Critics of the program point to the 30-year-old formulas that dictate how money is distributed and say the criteria, such as the age of housing stock, are no longer good indicators of need. Wealthier cities are sometimes prioritized ahead of less affluent ones.

A spokesman with the U.S. Department of Housing and Urban Development, which administers CDBG money, responded to questions by forwarding congressional testimony given this week to the House Housing and Community Opportunity subcommittee by HUD Assistant Secretary Pamela H. Patenaude.

The program's impact "has become diffused over time," the statement read. "Over the past decade, we have witnessed steady erosion in the ability of the formula to target CDBG funding to community development need."

Others say the money was never significant enough to have a serious impact in the first place.

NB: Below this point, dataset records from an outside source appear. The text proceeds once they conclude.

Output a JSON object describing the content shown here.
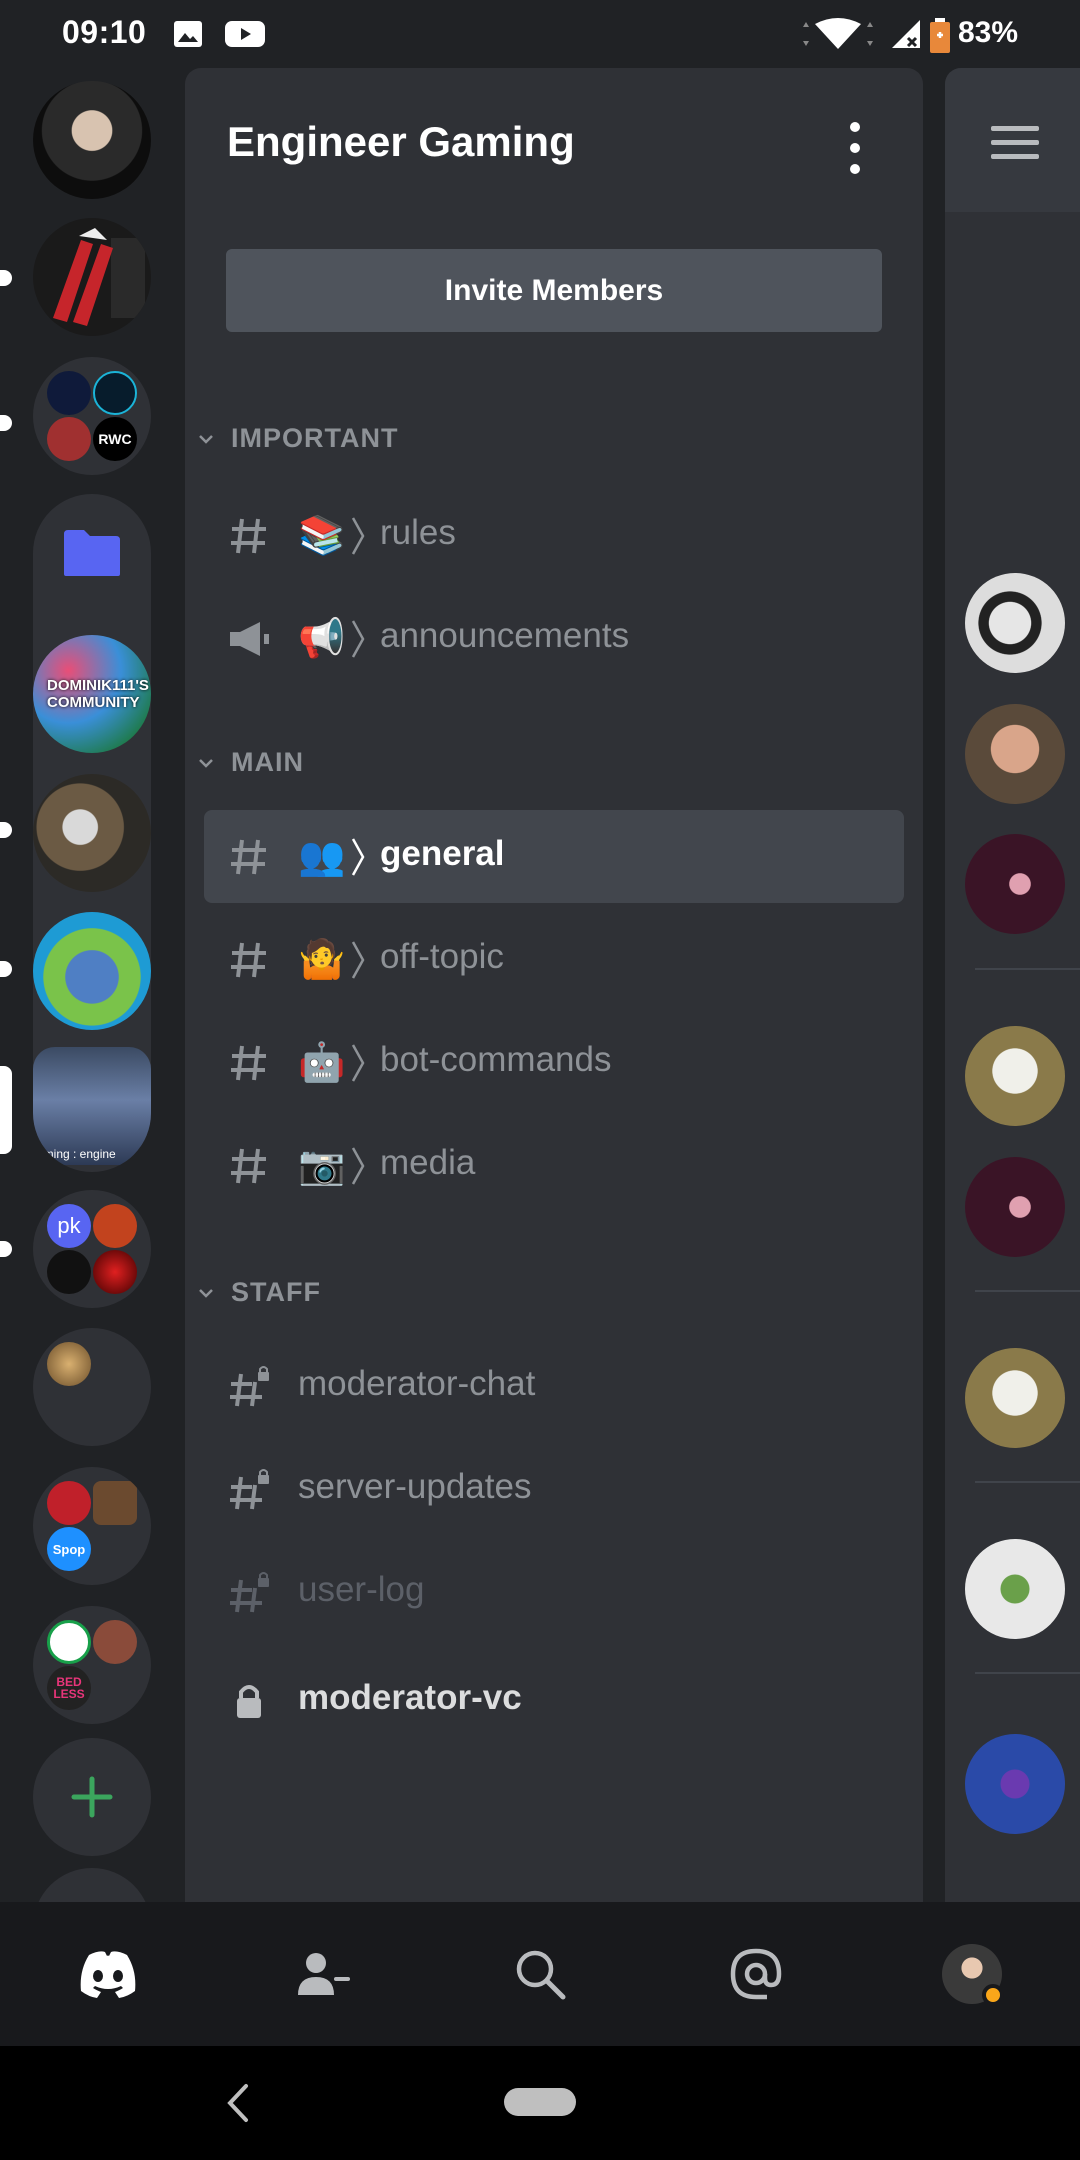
{
  "status_bar": {
    "time": "09:10",
    "battery": "83%",
    "icons": [
      "image-icon",
      "youtube-icon",
      "wifi-icon",
      "signal-icon",
      "battery-icon"
    ]
  },
  "server": {
    "name": "Engineer Gaming",
    "invite_label": "Invite Members"
  },
  "server_rail": {
    "folder_labels": [
      "pk",
      "Spop",
      "RWC",
      "BED LESS"
    ],
    "community_text": "DOMINIK111'S COMMUNITY",
    "active_thumb_text": "aming : engine"
  },
  "categories": [
    {
      "name": "IMPORTANT",
      "channels": [
        {
          "name": "rules",
          "emoji": "📚",
          "type": "text"
        },
        {
          "name": "announcements",
          "emoji": "📢",
          "type": "announcement"
        }
      ]
    },
    {
      "name": "MAIN",
      "channels": [
        {
          "name": "general",
          "emoji": "👥",
          "type": "text",
          "selected": true
        },
        {
          "name": "off-topic",
          "emoji": "🤷",
          "type": "text"
        },
        {
          "name": "bot-commands",
          "emoji": "🤖",
          "type": "text"
        },
        {
          "name": "media",
          "emoji": "📷",
          "type": "text"
        }
      ]
    },
    {
      "name": "STAFF",
      "channels": [
        {
          "name": "moderator-chat",
          "type": "locked-text"
        },
        {
          "name": "server-updates",
          "type": "locked-text"
        },
        {
          "name": "user-log",
          "type": "locked-text",
          "muted": true
        },
        {
          "name": "moderator-vc",
          "type": "locked-voice"
        }
      ]
    }
  ],
  "bottom_nav": [
    "discord-home-icon",
    "friends-icon",
    "search-icon",
    "mentions-icon",
    "profile-avatar"
  ],
  "colors": {
    "background": "#202225",
    "panel": "#2f3136",
    "selected": "#42464d",
    "muted_text": "#8e9297",
    "add_server": "#3ba55d",
    "folder": "#5865f2"
  }
}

"The money's distributed by formula to cities and counties, so everybody in America gets a CDBG grant," said Ron Utt, a senior research fellow at the conservative Heritage Foundation. "It's not a ... make or break amount of money for anybody."

But the funding is critical for small groups such as Belair-Edison, which was founded in 1980 to serve 18,000 residents nestled between Herring Run Park and Sinclair Lane. About 20 percent of the group's funding, roughly $79,000 a year, comes from federal grants, said Executive Director Barbara Aylesworth.

On that relatively small budget, the organization provides an extensive range of services, such as offering one-on-one counseling for homebuyers, sponsoring block cleanups and other events, and connecting prospective business tenants and residents to vacant properties. The group even identifies and reaches out to residents at risk of foreclosure.

"The city gets a lot of bang for its buck," Aylesworth said.

And so did Johnson. Unsure of where to buy, the English teacher ran across the Belair-Edison group at a home fair two years ago. Its representatives showed him the home, helped cut red tape surrounding its sale, approved a renovation loan and identified grant money that he used to replace a stolen stained-glass transom.